We acknowledge the Gadigal of the Eora Nation, the traditional custodians of the Country on which the Art Gallery of New South Wales stands.

An Asian lantern, 2003

A new Asian art gallery, designed by architect Richard Johnson is opened in 2003. Photo: Eric Sierens

A new Asian art gallery, designed by architect Richard Johnson, at the Art Gallery of New South Wales, 2003, photo: Eric Sierens

A new Asian gallery was opened at the Art Gallery of New South Wales in 2003 with the aim of bringing ‘Asian art and culture to the fore of the building and into the consciousness of the people’. Known as the upper Asian gallery, it was built on top of a lower Asian gallery, which had opened on 25 March 1990 as the last phase of the Australian Bicentennial additions. The Art Gallery submitted plans for the upper Asian gallery in 1996, but it was not until 2000 that the state government pledged $13 million towards the project. Concern over the true cost of the Sydney Olympics was said to have delayed funding.

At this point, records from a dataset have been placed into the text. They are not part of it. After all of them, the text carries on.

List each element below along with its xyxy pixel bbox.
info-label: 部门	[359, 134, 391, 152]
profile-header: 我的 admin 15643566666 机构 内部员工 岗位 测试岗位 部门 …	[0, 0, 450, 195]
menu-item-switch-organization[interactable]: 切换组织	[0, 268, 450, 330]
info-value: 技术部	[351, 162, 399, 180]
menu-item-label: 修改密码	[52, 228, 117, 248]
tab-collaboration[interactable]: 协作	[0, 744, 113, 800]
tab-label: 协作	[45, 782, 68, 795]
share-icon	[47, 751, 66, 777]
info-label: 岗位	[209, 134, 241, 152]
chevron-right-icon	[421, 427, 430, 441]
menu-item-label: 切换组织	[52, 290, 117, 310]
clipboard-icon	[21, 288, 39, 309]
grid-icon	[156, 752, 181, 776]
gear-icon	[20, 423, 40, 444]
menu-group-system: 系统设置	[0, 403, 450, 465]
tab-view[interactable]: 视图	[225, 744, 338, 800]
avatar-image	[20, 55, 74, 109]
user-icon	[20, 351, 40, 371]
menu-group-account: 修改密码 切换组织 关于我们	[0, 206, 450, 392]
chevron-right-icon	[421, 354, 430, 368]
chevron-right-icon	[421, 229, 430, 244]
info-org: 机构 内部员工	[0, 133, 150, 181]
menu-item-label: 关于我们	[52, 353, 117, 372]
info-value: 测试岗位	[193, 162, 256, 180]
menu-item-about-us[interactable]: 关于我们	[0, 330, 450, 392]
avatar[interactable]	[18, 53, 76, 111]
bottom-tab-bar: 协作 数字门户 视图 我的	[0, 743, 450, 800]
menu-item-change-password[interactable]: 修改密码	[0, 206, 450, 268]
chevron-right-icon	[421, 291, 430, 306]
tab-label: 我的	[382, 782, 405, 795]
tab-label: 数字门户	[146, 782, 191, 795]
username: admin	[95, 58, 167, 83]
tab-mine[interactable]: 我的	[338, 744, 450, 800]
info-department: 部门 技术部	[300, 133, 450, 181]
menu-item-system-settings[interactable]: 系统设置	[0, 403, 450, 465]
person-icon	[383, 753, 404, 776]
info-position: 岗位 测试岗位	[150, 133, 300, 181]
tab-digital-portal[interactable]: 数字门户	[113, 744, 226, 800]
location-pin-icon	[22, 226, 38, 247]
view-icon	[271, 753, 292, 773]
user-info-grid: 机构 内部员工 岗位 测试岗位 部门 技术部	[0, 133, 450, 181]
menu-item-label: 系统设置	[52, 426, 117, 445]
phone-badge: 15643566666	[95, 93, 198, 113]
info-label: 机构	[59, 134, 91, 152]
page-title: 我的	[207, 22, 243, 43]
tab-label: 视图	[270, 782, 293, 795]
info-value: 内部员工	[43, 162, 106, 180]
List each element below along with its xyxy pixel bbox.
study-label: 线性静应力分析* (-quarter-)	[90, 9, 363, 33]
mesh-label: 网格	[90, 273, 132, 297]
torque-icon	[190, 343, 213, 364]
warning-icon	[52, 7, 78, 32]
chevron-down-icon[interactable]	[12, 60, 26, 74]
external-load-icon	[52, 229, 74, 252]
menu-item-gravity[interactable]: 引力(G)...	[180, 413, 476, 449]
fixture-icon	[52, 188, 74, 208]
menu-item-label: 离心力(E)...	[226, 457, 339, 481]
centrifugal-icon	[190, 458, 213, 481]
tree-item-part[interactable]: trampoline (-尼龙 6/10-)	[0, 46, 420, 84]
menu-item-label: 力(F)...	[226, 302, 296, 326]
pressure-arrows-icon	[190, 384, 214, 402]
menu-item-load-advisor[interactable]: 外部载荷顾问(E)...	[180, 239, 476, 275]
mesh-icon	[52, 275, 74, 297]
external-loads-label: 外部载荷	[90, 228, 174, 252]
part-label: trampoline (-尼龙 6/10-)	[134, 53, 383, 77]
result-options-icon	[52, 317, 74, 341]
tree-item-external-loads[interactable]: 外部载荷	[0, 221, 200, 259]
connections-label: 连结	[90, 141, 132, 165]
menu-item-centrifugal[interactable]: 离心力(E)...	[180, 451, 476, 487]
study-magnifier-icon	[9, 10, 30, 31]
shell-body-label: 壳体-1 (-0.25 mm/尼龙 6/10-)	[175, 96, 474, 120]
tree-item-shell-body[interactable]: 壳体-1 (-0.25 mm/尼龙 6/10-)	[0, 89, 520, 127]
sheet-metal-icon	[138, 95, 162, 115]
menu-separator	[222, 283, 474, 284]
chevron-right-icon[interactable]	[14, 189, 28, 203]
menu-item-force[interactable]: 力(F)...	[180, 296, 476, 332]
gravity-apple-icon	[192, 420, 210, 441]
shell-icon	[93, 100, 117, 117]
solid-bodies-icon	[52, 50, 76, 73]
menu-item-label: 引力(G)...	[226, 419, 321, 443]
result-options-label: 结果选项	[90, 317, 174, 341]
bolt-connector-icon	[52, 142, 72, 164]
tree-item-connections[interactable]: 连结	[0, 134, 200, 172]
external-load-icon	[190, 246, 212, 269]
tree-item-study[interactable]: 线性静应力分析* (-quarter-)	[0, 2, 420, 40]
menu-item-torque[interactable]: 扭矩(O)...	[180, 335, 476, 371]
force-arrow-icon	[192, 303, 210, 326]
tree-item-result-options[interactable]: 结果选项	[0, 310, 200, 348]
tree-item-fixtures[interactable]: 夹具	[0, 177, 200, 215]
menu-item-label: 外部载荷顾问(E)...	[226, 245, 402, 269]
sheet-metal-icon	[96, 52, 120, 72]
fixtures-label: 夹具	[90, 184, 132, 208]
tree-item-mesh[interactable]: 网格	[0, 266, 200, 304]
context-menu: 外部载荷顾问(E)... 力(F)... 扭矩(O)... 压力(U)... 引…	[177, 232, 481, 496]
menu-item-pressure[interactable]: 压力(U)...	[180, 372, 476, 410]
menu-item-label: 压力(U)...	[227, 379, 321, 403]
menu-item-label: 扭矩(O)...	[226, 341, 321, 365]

Designed by Sydney architect Richard Johnson, the building was an elegant square within a square, evoking features of Asian culture and architecture, with its references to a lantern and a pavilion on a platform. The walls of the lantern gallery were made entirely of glass, with a three-part composite of clear glass to the outside, a white inter-layer and standard glass facing the interior, pinned together on the exterior by decorative stainless-steel lotuses. The way natural light was brought into this space and directed, depending on differing conservation requirements of the art, was a remarkable feature of the design.

Anne Flanagan, general manager of exhibitions and building, spoke of the Art Gallery now having three distinct zones: European and historic Australian art within the Vernon building, 20th-century Australian and international art in the 1972 and 1988 galleries designed by Andrew Andersons, and now Asian art over two floors within its own wing.